Attention! Our protocol seems to have just experienced a hacking. We temporarily suspended the program and are investigating it. Updates will be shared here ASAP.
— CremaFinance (@Crema_Finance) July 3, 2022
Speaking to Cointelegraph about the matter, Henry Du, the co-founder of Crema Finance, confirmed the commencement of the investigation. He stated:
“We are working with some security companies and got support from Solana, Solscan and Etherscan etc. We will continue to post any update via official Twitter account.”
While the company has yet to provide an update based on an investigation that was ongoing at the time of writing, the Crypto Twitter community took it to themselves to track down the hacker’s wallet and gain a better understanding of the situation.
Based on a personal investigation, crypto community member @HarveyMackinto2 allegedly spotted the hacker’s wallet address. The address in question holds 69,422.89 Solana (SOL) tokens — roughly over $2.3 million — procured through a series of transactions over several hours.
Other members of the crypto community, however, suspect the hacker made away with 90% of the total liquidity from some of Crema Finance’s pools. Du, too, confirmed that all the functions of the protocol have been suspended indefinitely and asked investors to stay tuned for further information in the form of an update.

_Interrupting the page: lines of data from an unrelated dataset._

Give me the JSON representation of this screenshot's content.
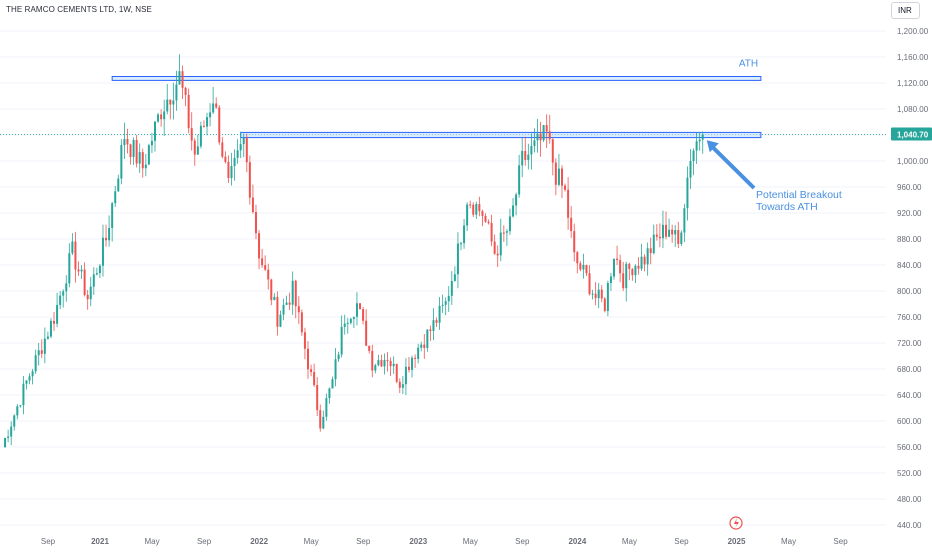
{
  "header": {
    "title": "THE RAMCO CEMENTS LTD, 1W, NSE"
  },
  "currency_button": {
    "label": "INR"
  },
  "colors": {
    "up": "#26a69a",
    "down": "#ef5350",
    "zone_fill": "#bbdefb",
    "zone_border": "#2962ff",
    "annotation": "#4a90e2",
    "price_tag": "#26a69a",
    "axis_text": "#6a6d78"
  },
  "chart_data": {
    "type": "candlestick",
    "title": "THE RAMCO CEMENTS LTD, 1W, NSE",
    "ylim": [
      420,
      1220
    ],
    "y_ticks": [
      440,
      480,
      520,
      560,
      600,
      640,
      680,
      720,
      760,
      800,
      840,
      880,
      920,
      960,
      1000,
      1040,
      1080,
      1120,
      1160,
      1200
    ],
    "y_tick_labels": [
      "440.00",
      "480.00",
      "520.00",
      "560.00",
      "600.00",
      "640.00",
      "680.00",
      "720.00",
      "760.00",
      "800.00",
      "840.00",
      "880.00",
      "920.00",
      "960.00",
      "1,000.00",
      "1,040.00",
      "1,080.00",
      "1,120.00",
      "1,160.00",
      "1,200.00"
    ],
    "x_ticks": [
      "Sep",
      "2021",
      "May",
      "Sep",
      "2022",
      "May",
      "Sep",
      "2023",
      "May",
      "Sep",
      "2024",
      "May",
      "Sep",
      "2025",
      "May",
      "Sep"
    ],
    "x_tick_week_index": [
      0,
      17,
      34,
      51,
      69,
      86,
      103,
      121,
      138,
      155,
      173,
      190,
      207,
      225,
      242,
      259
    ],
    "last_price": 1040.7,
    "last_price_label": "1,040.70",
    "zones": [
      {
        "label": "ATH",
        "from_week": 36,
        "to_week": 248,
        "low": 1124,
        "high": 1130
      },
      {
        "label": "",
        "from_week": 78,
        "to_week": 248,
        "low": 1036,
        "high": 1044
      }
    ],
    "annotations": [
      {
        "text_lines": [
          "Potential Breakout",
          "Towards ATH"
        ],
        "arrow_to_week": 229,
        "arrow_to_price": 1038
      }
    ],
    "close_anchors": [
      [
        0,
        560
      ],
      [
        8,
        660
      ],
      [
        17,
        760
      ],
      [
        23,
        860
      ],
      [
        28,
        790
      ],
      [
        34,
        880
      ],
      [
        40,
        1040
      ],
      [
        46,
        990
      ],
      [
        52,
        1080
      ],
      [
        58,
        1130
      ],
      [
        63,
        1010
      ],
      [
        69,
        1100
      ],
      [
        74,
        960
      ],
      [
        79,
        1030
      ],
      [
        84,
        860
      ],
      [
        90,
        760
      ],
      [
        95,
        800
      ],
      [
        100,
        690
      ],
      [
        104,
        600
      ],
      [
        108,
        660
      ],
      [
        112,
        760
      ],
      [
        116,
        780
      ],
      [
        121,
        690
      ],
      [
        126,
        700
      ],
      [
        130,
        660
      ],
      [
        134,
        700
      ],
      [
        140,
        740
      ],
      [
        145,
        780
      ],
      [
        149,
        860
      ],
      [
        152,
        945
      ],
      [
        157,
        920
      ],
      [
        161,
        860
      ],
      [
        166,
        900
      ],
      [
        170,
        1000
      ],
      [
        174,
        1020
      ],
      [
        178,
        1040
      ],
      [
        181,
        980
      ],
      [
        184,
        950
      ],
      [
        187,
        850
      ],
      [
        191,
        820
      ],
      [
        194,
        790
      ],
      [
        197,
        780
      ],
      [
        200,
        860
      ],
      [
        203,
        820
      ],
      [
        206,
        840
      ],
      [
        210,
        850
      ],
      [
        214,
        880
      ],
      [
        218,
        900
      ],
      [
        221,
        870
      ],
      [
        225,
        1010
      ],
      [
        228,
        1040
      ],
      [
        229,
        1040.7
      ]
    ]
  }
}
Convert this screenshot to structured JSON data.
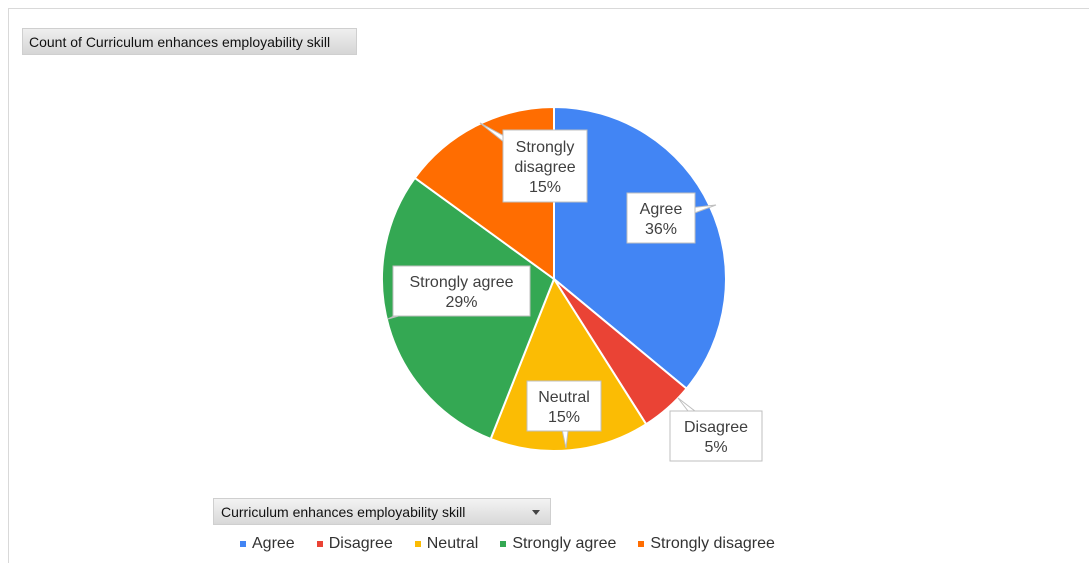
{
  "chart_title_button": "Count of Curriculum enhances  employability skill",
  "field_button": "Curriculum enhances  employability skill",
  "chart_data": {
    "type": "pie",
    "title": "Count of Curriculum enhances  employability skill",
    "legend_position": "bottom",
    "slices": [
      {
        "label": "Agree",
        "percent": 36,
        "color": "#4285F4"
      },
      {
        "label": "Disagree",
        "percent": 5,
        "color": "#EA4335"
      },
      {
        "label": "Neutral",
        "percent": 15,
        "color": "#FBBC04"
      },
      {
        "label": "Strongly agree",
        "percent": 29,
        "color": "#34A853"
      },
      {
        "label": "Strongly disagree",
        "percent": 15,
        "color": "#FF6D01"
      }
    ]
  }
}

Readers must note that Crema Finance is not related to Cream Finance, a decentralized finance DeFi lending protocol, that also lost $19 million in a flash loan hack last year.
North Korean hacking syndicate — the Lazarus Group — has become the primary suspect of a recent attack that made away $100 million from the Harmony protocol.
Investigations from blockchain analysis firm Elliptic claimed the involvement of North Korea based on the laundering methods of the stolen funds:
“There are strong indications that North Korea’s Lazarus Group may be responsible for this theft, based on the nature of the hack and the subsequent laundering of the stolen funds.”